Being a new mom was a real shock to my system. I read Maria Guido‘s piece suggesting you remain childless if you’re on the fence about procreation and nodded at her every word. After motherhood cold-cocked me, I wasn’t sure I could get back in the ring again. But nature had a different plan for us.
Our second baby arrived 23 months after the first. Once again motherhood blew me away, but this time in a good way. Having two kids is far better than I could have imagined. The differences in the experience of being a mother for a second time started in pregnancy. I wouldn’t necessarily say it was “easier” because creating life is never easy. It wrecks havoc on your back and your bladder. As your belly grows, so does the insomnia.
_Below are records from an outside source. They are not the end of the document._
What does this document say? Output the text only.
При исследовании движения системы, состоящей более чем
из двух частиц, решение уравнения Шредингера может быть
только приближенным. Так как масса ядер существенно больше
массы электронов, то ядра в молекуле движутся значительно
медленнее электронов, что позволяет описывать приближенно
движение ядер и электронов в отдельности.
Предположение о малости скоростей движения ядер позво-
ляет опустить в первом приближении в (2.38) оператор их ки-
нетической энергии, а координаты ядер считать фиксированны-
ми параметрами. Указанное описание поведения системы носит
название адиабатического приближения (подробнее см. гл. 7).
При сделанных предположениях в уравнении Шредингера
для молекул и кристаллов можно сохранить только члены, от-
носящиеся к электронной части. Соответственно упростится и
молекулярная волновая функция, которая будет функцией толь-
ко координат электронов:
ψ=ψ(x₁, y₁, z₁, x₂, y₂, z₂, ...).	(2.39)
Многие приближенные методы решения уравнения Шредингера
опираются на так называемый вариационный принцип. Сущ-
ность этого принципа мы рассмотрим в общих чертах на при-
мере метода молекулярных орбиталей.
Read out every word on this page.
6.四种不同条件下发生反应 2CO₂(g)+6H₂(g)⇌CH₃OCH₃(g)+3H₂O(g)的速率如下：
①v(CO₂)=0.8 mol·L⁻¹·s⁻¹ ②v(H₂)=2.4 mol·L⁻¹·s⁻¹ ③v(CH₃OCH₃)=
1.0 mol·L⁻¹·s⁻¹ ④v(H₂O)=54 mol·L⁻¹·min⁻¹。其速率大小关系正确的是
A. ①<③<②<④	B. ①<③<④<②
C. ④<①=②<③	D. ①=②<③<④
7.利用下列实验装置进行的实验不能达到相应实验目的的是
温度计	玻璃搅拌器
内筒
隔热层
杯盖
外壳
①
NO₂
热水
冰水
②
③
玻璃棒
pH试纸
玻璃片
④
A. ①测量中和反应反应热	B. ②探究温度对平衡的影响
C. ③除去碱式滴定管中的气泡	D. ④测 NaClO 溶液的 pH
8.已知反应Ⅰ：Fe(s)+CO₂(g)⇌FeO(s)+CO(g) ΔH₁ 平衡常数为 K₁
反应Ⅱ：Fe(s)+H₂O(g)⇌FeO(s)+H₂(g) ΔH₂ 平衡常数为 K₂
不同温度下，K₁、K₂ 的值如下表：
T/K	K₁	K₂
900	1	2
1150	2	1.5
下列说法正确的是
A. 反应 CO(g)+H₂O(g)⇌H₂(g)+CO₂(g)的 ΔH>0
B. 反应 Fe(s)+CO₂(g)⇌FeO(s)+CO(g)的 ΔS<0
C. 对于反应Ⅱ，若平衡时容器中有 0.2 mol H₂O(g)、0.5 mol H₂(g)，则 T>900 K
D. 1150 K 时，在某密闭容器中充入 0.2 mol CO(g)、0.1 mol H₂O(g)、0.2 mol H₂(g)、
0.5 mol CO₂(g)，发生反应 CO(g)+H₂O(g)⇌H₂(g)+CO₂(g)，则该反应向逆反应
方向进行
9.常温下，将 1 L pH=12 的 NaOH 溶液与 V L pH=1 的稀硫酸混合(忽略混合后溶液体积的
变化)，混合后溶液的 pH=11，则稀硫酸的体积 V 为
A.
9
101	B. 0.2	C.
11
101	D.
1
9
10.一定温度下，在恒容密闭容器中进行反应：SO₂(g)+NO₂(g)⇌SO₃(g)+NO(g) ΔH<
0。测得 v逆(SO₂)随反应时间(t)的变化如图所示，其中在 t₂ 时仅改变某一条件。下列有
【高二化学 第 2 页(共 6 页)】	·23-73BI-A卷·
But this time around, I was easier on myself. Having been through it before, I could maintain a better perspective. Too busy running after another child to worry about every little thing, the second time around was less stressful overall. I ate more cold cut sandwiches and didn’t waste a single minute feeling guilty for not playing Mozart to the baby in utero. I’m sorry to admit that my second pregnancy lasted the entire 40 weeks, but this time I knew with certainty when I was in “real” labor. After she was born, I didn’t leave the hospital wishing one of the nurses would come home and help me figure out what the heck I was doing.
After gestation, the newborn phase was a breeze the second time around. I realized I had made the transition into new motherhood so much more complicated than necessary. By the time my first was born, I had spent nine months wholly focused on preparing for this child. I furiously researched baby gear, sleep issues, and nursing tips beginning the day the pregnancy test revealed two bright lines. With all that knowledge floating in my head, there was a whole lot of thinking, observing, probing, and questioning after he was born. Should he be looking so cross-eyed at this age? Do you think he is still hungry? Would you say that rash is bumpy or splotchy?
With the second child, I spend a lot more time doing rather than anticipating. Inconsequential issues were realized only in hindsight. Hey, when did she stop doing that weird thing with her mouth? I didn’t rush to a reference book or doctor’s office for every minor concern and instead I learned to trust my instincts without letting everyone else weigh in first.